Tsunoda’s strategy was also compromised, but the underlying problem with the car was there. It could do a laptime, it was certainly quick over a single lap, and Yuki continued to be quite closely matched to Pierre on one-lap pace this weekend, he continued to narrow that gap.
But there was just something about its set-up and its general characteristics which just absolutely killed the front tyre, and it was just uncompetitive in race trim.
From the Qatar GP edition of The Race F1 Podcast
In AlphaTauri’s post-weekend press release, tech chief Jody Egginton described Gasly’s issues as front-left wear caused by “struggling with balance”.
Gasly, for his part, had some theories as to the potential root causes, wondering whether the parc ferme parts changes – necessitated by the wing failure in qualifying – had an effect.
“I tried to push as hard as I could in the car, even with fresher tyres than Fernando, I was miles away when he was on used tyres, so it was so frustrating.

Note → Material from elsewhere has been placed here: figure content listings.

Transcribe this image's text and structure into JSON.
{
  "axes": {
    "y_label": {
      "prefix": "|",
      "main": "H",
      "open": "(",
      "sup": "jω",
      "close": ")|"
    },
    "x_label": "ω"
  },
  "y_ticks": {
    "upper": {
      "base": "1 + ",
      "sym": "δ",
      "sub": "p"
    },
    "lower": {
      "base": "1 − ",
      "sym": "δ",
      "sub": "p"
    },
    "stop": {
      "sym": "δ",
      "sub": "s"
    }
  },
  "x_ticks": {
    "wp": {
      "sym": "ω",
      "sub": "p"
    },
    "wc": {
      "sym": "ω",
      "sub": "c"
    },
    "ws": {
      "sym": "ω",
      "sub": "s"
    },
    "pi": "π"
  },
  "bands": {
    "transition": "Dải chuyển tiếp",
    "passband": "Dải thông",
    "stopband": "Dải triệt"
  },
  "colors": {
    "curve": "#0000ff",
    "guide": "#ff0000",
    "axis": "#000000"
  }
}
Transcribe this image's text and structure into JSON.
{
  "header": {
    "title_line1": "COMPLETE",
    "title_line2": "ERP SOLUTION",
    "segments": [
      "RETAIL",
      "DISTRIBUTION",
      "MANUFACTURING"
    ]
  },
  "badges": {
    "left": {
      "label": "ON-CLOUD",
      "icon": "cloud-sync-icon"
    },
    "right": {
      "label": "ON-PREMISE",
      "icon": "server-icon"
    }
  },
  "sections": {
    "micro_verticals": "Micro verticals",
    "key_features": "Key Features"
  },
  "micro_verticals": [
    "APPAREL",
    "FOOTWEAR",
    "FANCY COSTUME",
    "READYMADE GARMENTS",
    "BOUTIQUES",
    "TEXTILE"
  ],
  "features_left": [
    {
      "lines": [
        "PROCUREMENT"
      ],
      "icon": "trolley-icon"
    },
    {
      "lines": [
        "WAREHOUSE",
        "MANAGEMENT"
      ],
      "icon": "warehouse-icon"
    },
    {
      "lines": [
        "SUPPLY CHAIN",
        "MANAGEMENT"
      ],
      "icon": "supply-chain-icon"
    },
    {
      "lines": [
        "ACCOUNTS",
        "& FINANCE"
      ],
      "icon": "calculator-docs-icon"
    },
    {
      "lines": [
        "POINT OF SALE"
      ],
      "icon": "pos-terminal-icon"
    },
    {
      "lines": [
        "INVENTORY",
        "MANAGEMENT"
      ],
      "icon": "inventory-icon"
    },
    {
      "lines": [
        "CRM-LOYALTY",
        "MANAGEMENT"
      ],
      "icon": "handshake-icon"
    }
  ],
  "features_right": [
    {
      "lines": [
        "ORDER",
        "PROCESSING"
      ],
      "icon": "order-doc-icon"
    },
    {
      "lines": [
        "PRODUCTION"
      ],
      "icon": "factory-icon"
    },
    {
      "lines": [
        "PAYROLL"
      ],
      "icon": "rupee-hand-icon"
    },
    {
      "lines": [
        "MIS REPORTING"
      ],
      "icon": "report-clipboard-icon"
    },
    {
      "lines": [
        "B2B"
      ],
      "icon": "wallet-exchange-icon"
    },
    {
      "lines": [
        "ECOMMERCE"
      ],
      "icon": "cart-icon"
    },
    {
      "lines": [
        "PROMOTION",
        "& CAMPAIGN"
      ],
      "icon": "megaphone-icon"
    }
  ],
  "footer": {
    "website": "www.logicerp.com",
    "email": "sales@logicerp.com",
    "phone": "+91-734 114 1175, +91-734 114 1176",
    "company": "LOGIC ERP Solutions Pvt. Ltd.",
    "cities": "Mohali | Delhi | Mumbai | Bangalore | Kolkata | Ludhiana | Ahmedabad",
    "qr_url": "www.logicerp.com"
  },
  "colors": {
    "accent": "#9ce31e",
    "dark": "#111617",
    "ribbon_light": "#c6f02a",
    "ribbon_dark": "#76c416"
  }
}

“We need to review everything, we’ve changed the front wing and floor after yesterday’s incident in quali, I don’t know if that had an impact. We used the medium tyres in quali that we used again in the race so they were not brand new, I don’t know if that had an impact, we’ll have to review everything.
“Even pushing really hard on the tyre, laptimes were never there today.”
AlphaTauri had entered the weekend level on points with Alpine for fifth place in the constructors’ standings, but its Qatar no-score would end up paired with a 25-point haul by the French team.
“It’s tough but at the end of the day we just need to be objective with ourselves, and they did a much better job than we did,” Gasly said.
“So it’s as simple as that. They finished third and fifth, and we started in front of these two cars.”